Question écrite de Madame Rachel Sobry à HENRY Philippe, Ministre du Climat, de l’Energie et de la Mobilité
Monsieur le Ministre,
Le réseau électrique de Wallonie n’a initialement pas été conçu pour supporter l’injection d’électricité produite par des centaines de milliers de particuliers. Les perturbations du réseau sont donc devenues nombreuses avec l’arrivée massive d’installations photovoltaïques sur les toits des maisons.
Le problème est bien connu : Monsieur Dupont, sous le charme des nombreux avantages du photovoltaïque décide de franchir le cap. À sa grande surprise, il ne parvient pas à réinjecter le surplus d’électricité qu’il produit puisque l’onduleur se met en sécurité. La raison est simple : il y a surtension sur la ligne, le réseau est saturé.
L’injection du surplus d’électricité produite sur le réseau consiste pourtant en un des principaux incitants à l’installation de panneaux photovoltaïques. En outre, la mise en place du tarif prosumer pose question si le réseau électrique n’est plus efficacement exploitable.
La surtension varie d’un endroit à l’autre, notamment en fonction du nombre d’installations photovoltaïques, mais également en fonction de l’épaisseur des câbles du réseau. Alors que la Déclaration de politique régionale énonce que le Gouvernement veillera à la poursuite de l’installation de panneaux solaires sur les toits, il semble qu’une plus grande transparence quant à l’opportunité effective d’une telle installation est souhaitable.
Quelle est la position de Monsieur le Ministre quant à l’établissement d’une cartographie du réseau électrique qui permettrait d’informer les citoyens des risques de surtension ?
Les nombreuses interventions des gestionnaires de réseau rendent-elles ces cas moins fréquents ?
Réponse de Monsieur le Ministre HENRY Philippe
En effet, le réseau wallon connaît les mêmes problèmes que celui de nos voisins.
Les installations photovoltaïques chez des particuliers ont une puissance inférieure à 10 kWc. Pour cette gamme de puissance, l’installation n’est pas munie d’un dispositif de contrôle commande permettant au GRD de réduire ou d’interrompre la production. C’est l’onduleur qui, via une fonction de protection, peut empêcher l’installation de produire. Cette fonction est imposée au niveau européen et évite que l’onduleur augmente la tension dans l’installation intérieure et dans l’entourage du point de raccordement, ce qui pourrait occasionner des dégâts. Dès lors, s’il y a beaucoup de production sur un même câble basse tension et que celui-ci est long ou d’une section faible, cette protection peut être amenée à fonctionner. Il est à noter que, dès que le danger a disparu, l’onduleur se reconnecte automatique et reprend sa production.

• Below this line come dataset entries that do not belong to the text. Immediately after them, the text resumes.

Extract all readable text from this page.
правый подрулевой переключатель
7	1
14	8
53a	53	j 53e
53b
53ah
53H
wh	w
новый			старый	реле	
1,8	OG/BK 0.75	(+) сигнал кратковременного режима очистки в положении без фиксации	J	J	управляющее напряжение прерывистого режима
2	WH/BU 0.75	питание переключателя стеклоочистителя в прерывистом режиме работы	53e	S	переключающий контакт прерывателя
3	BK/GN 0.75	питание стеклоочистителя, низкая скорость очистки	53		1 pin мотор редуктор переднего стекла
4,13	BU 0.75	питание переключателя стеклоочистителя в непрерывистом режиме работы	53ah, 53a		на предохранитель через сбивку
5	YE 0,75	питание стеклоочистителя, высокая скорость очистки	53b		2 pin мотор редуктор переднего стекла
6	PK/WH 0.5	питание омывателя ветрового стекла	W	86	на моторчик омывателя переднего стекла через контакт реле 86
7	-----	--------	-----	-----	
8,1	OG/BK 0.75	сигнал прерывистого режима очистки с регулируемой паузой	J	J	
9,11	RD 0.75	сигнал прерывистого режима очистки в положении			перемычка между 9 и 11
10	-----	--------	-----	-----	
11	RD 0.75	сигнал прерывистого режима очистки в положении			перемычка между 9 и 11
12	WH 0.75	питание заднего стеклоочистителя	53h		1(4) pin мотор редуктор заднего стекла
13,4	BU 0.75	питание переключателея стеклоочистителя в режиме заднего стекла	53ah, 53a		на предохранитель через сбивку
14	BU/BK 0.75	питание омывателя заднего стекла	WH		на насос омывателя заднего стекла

Comme l’honorable membre le rappelle dans sa question, les réseaux de distribution ont à l’origine été conçus et dimensionnés pour alimenter les consommateurs depuis les unités de production d’électricité centralisées. L’évolution technologique et les objectifs de lutte contre le réchauffement climatique modifient progressivement cette réalité, en injectant également de l’électricité renouvelable sur le réseau depuis un nombre croissant de foyers et d’entreprises.
Les gestionnaires de réseau de distribution s’adaptent à ces nouvelles contraintes via des programmes d’investissements dans des renforcements de réseau et dans des outils informatiques et de télécommunication modernes (compteurs communicants, pilotage à distance du réseau, outils d’intelligence artificielle pour maximaliser les capacités d’accueil du réseau, etc.). L’objectif de ces programmes d’investissement est de réduire au maximum les risques de saturation du réseau et donc le déclenchement des onduleurs, tout en maintenant un coût de gestion du réseau (et donc des tarifs) soutenable structurellement.
Par ailleurs, lorsqu’une plainte introduite par un « prosumer » s’avère fondée, des travaux sont entrepris pour remédier à la situation. Il peut s’agir, par exemple, d’un changement du réglage du transformateur en cabine, de l’équilibrage des phases, du placement d’un Transformateur Zigzag, ou encore de l’assainissement du raccordement. Ce suivi fait l’objet d’un rapportage spécifique dans la partie « rapport qualité » du plan d’adaptation auprès du régulateur. À titre d’illustration, en 2019, ORES a reçu 569 plaintes dont 257 étaient fondées, parmi lesquelles 229 ont nécessité une adaptation réseau. Ce nombre est à mettre en relation avec les un peu plus de 125 000 « prosumers » que comptait le réseau d’ORES à la fin 2019.
Enfin, dans certains cas très localisés et spécifiques, le déclenchement de ces onduleurs est inévitable pour garantir le bon fonctionnement du réseau et éviter des problèmes de tension électrique dans une zone donnée, et ce, pour l’ensemble des clients, qu’ils soient équipés ou non de panneaux photovoltaïques.
Il faut savoir que les GRD ne peuvent pas s’opposer au raccordement de ces unités de production et qu’ils doivent mettre (raisonnablement) tout en œuvre pour garantir l’accueil de ces unités. Cet élément, couplé au fait que les citoyens ne peuvent choisir la cabine à laquelle ils vont être raccordés, explique le fait qu’il n’y a pas de cartographie des capacités du réseau mise à disposition des citoyens. Rien n’empêche cependant l’utilisateur du réseau de prendre contact avec son GRD pour s’informer avant d’effectuer son investissement. Il est par ailleurs à noter que, pour les installations importantes, les gestionnaires de réseaux ont l’obligation de publier sur leur site les capacités d’injections disponibles sur leur réseau.